I have to admit that the last couple days have been a fog. While I've been going around reading what everyone had to say about Dewey, for the most part I haven't been able to make myself comment. This loss is so profound, and dealing with it in private has been my choice. I think we all have to cope in our own ways, don't we?
But in truth, I haven't really been grieving in private. I've spent much of the past few days talking with Nymeth. She's one of the very best friends I have in all the world. And if that alone wasn't enough to make me turn to her right now, there's the fact that she loves Dewey like I love Dewey.
Forgive me if I ramble. I didn't know how to hop back into this world of blogging. I wanted things to be normal first. But things won't be normal. Well, at least not old normal. I suppose there will be a new normal. Yeah, see what I mean about rambling. Anyway, I thought Becky's idea about a Weekly Geeks tribute to Dewey was the perfect opportunity to rejoin the blogging world.
I first met Dewey barely more than a year ago, when she announced the first read-a-thon. I was immediately drawn to her. Her humor and her intelligence both drew me in and intimidated me. For a while I faithfully read her blog, participated in the first read-a-thon, signed up for her challenges. And while even then I admired her, I didn't really get to know her beyond her blog.
The hole that is left in the book blogging community is truly monumental! Frankly, it's hard to even imagine the vastness of her absence. But to be perfectly honest, I haven't been able to quite process that aspect of it yet. Right now my grief is so focused on Dewey the person, Dewey the friend, that I can't quite make it to Dewey the community builder yet.
See, somewhere along the line, we crossed the line from "blogging buddy" to "real friend". Maybe those aren't quite the right words. I actually do count all of my blogging buddies as friends. But I'm sure most everyone can understand what I mean when I say there's a small handful of people who end up meaning the world to you. Dewey was one of those people. I don't even remember how exactly the transition began. I guess through those practical-type e-mails, you know challenges and prizes and discussions about books. And somewhere along those e-mails became more personal. Sometimes just pure fun. Like the time we talked about chocolate. Turns out we're both "chocolate snobs" (her term). Sometimes they were much more personal. Sometimes they were just plain old "this is what's going on in my world today" type e-mails. Like the one she sent last Monday...where she just talked about managing to get her turkey at "just the right time" (after they dropped the price, but before they ran out) and about how she loved hosting Thanksgiving because she loved having the leftovers.

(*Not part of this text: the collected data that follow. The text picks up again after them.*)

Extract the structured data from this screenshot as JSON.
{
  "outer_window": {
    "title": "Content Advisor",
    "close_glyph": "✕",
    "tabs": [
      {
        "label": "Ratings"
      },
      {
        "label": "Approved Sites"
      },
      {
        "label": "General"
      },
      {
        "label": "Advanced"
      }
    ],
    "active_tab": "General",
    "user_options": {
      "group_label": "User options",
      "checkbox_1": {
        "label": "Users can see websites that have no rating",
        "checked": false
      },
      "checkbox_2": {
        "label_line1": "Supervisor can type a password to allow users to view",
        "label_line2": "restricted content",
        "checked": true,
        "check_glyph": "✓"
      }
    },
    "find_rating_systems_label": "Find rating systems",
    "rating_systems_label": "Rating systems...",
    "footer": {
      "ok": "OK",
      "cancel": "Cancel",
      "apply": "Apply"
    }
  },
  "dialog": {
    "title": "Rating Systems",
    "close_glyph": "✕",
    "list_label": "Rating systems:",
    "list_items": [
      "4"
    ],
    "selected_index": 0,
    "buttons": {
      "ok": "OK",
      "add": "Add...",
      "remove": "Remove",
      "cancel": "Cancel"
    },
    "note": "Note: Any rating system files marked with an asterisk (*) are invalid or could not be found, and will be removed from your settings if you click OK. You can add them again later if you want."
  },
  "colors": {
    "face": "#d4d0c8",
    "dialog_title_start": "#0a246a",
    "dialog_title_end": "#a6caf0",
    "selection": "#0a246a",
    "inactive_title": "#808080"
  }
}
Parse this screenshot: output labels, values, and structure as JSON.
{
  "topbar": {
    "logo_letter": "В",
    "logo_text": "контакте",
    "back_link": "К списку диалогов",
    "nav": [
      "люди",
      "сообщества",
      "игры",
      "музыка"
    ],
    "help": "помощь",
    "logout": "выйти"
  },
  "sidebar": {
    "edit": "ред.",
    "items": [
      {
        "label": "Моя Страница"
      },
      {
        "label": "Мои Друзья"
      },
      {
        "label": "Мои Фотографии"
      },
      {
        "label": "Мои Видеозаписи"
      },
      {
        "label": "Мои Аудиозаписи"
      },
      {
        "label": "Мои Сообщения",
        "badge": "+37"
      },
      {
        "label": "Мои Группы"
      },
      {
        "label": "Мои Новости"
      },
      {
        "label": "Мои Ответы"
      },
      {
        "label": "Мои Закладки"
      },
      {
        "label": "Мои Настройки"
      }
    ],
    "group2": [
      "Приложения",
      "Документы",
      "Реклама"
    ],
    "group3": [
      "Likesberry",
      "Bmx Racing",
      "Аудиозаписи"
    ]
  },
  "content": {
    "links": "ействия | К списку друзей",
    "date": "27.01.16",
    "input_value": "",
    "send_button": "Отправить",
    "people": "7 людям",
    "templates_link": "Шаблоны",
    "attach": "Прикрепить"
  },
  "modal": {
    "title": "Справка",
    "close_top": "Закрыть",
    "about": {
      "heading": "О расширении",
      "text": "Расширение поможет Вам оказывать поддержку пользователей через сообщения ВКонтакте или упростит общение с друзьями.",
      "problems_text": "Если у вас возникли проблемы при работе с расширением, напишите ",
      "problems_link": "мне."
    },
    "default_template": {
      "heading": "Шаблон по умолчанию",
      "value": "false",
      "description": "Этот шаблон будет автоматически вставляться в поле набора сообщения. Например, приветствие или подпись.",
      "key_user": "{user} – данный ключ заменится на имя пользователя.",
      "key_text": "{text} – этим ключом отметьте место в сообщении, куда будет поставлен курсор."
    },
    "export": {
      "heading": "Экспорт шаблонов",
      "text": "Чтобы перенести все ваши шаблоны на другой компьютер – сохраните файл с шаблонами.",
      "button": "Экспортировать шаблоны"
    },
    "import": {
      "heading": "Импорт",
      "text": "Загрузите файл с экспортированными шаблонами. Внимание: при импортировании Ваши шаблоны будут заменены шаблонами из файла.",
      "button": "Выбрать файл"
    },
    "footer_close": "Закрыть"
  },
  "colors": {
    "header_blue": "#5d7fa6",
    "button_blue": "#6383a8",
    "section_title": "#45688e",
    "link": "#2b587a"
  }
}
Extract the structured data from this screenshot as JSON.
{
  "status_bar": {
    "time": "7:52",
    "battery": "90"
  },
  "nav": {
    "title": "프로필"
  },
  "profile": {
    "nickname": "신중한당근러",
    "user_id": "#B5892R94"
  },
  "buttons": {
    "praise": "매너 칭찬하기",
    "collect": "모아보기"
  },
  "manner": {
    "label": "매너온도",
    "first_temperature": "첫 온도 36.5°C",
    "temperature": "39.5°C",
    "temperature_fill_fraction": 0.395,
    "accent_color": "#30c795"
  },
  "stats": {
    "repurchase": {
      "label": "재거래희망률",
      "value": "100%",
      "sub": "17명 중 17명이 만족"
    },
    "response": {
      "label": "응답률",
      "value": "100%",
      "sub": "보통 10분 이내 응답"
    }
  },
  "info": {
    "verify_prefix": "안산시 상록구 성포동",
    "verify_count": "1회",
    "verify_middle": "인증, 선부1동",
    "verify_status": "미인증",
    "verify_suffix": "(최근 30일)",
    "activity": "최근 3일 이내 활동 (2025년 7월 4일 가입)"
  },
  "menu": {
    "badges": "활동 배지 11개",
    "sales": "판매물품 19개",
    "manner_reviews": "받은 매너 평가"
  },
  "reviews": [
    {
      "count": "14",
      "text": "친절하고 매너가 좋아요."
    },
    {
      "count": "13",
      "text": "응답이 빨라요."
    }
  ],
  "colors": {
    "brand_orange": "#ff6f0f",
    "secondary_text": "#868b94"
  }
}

Nymeth and I were talking about (and I sincerely hope she doesn't mind me sharing this) how Dewey is still there in our homes. Seriously, how many of us have books in our home that are there because of Dewey?!! I'm sure if I gathered up all the books I'd bought because of her recommendations and reviews, I'd fill a nice-sized shelf. Books for pleasure, books for homeschooling, books I'm giving as gifts this Christmas. Not to mention e-mails that I'd never gotten around to deleting (for which I'm now quite grateful). I even found her on my Christmas shopping list yesterday when I went out to try to finish up my shopping (it said "Dewey--some REALLY GOOD organic dark chocolate...").
Oh my. I apologize. I know I'm far from eloquent in the best of times. And well, this has been rambling and possibly even incoherent. But it is heartfelt. And I hope Becky doesn't mind that I published this before Saturday, I just felt like I had to get it out.
Finally, I know there's a true anguish on all of our parts for Dewey's family. It's hard to comprehend their loss, which is obviously so much greater than any of ours. But I hope should her husband and son ever choose to read these tributes that it will give them a good feeling witnessing through our words how much joy Dewey brought to our lives.